How B2B Marketing is Changing – ep 26

Hacks and tactics are dying. Here is what works instead

Marketing is being flipped on its head, and most players don’t even realize it. All they see is the constant change, but few realize the driving forces, let alone the direction we’re heading.

This is actually good news, as you will see.

Over the past two decades, part of the reason we’ve come to love digital marketing is our ability to target, measure, test and scale. Ads, campaigns, remarketing, everything.

Bye-bye targeting

But if you think about it, marketers today actually have LESS ability to

  1. target
  2. measure and attribute
  3. retarget

people or accounts, than even just a few years ago. Add to that the “GDPR effect” – which is severely limiting the ability of marketers to build user profiles and do email marketing.

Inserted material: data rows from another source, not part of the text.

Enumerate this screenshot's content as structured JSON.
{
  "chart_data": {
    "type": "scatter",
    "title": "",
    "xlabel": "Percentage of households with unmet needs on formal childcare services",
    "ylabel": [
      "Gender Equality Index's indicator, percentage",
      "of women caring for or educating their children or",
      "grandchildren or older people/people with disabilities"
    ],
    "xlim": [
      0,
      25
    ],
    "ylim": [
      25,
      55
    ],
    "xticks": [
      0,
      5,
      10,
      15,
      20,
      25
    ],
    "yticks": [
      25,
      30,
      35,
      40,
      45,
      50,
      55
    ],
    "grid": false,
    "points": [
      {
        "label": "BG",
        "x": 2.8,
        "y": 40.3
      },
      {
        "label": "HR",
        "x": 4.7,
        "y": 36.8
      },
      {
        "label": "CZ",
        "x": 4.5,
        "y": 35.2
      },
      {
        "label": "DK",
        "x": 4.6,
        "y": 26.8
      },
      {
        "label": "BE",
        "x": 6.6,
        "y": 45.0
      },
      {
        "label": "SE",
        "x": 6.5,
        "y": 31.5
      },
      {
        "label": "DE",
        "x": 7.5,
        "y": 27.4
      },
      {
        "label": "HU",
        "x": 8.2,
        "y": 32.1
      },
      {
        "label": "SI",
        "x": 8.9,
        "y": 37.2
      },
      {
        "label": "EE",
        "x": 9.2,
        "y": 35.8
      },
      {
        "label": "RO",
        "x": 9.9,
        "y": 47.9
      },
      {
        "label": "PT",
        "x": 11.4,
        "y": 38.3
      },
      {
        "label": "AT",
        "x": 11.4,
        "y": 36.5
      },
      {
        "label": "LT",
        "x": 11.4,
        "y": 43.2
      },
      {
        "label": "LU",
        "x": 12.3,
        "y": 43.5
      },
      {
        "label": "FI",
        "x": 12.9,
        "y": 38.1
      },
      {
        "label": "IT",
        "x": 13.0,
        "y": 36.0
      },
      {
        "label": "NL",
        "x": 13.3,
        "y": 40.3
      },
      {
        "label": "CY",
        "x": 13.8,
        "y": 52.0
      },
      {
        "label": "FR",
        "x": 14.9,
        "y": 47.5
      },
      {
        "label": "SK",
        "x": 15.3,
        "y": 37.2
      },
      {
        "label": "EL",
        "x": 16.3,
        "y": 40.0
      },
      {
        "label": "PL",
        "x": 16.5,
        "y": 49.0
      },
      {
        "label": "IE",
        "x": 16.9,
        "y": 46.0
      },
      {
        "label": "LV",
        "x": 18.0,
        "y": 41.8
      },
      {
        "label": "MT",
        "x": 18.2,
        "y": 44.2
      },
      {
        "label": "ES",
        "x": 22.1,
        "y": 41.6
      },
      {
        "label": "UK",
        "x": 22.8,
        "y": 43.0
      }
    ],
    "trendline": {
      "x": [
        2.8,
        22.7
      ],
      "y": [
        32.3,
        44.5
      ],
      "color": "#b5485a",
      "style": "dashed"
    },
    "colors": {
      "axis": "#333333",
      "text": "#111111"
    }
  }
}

Not only GDPR, but search engine marketing is becoming a less dependable source of quality traffic. Google has been changing its results pages by providing quick answers to searches and other, so-called “SERP features”. These result in fewer people clicking on your hard-earned #1-10 ranking.

Is it brighter on the B2B side?

In a B2B context, things seem to be somewhat brighter; you now have more data sources than before » you can purchase intent data (of companies searching for specific topics) from providers like Zoominfo, Bombora or G2. You can enrich contact data with Lusha, Apollo and what not…

This sounds like good news until you realize that the way companies use this data is cold outreach and outbound-heavy scenarios… which just happen to have diminished in efficiency over the past couple of years, because of the way people are buying B2B stuff is changing.

So while in B2B, you have more data sources and better technology than before, it tends to drive “bad behavior”. That is, marketing and sales processes that are cold and interruptive.

So, the B2B marketing game hasn’t gotten any easier either.

Contrary to most, we actually welcome these changes.

As in, almost celebrating them.

Why? First of all, it benefits buyers. Better privacy, for the most part, makes for a better internet experience. Second of all, it forces companies to rely less on hacks and more on strategy.

The solution: strategy

When hacks stop working and strategy prevails, the game will become cleaner. Hacks have the ability to trick people into taking action. On the other hand, strategy is a long-term game. It is much harder to be manipulative when the majority of the market is “forced” to play the long-term game.

All in all, we see that in the coming years, it’s not going to be the best ppc, social, seo, influencer etc. hacks that fuel growth. These will still be important pieces of the growth puzzle, but it’s

  1. understanding customers
  2. creating flawless positioning
  3. having great messaging and
  4. executing marketing plays

are the things needed to win. Anybody can learn hacks. But excelling on a strategic level is partly science, partly art and needs rock solid foundations.

This conversation was inspired by episode 316 of the Perpetual Traffic podcast, where Ryan Deiss and Ralph Burns talk about how digital marketing is becoming a lot like “mass marketing”.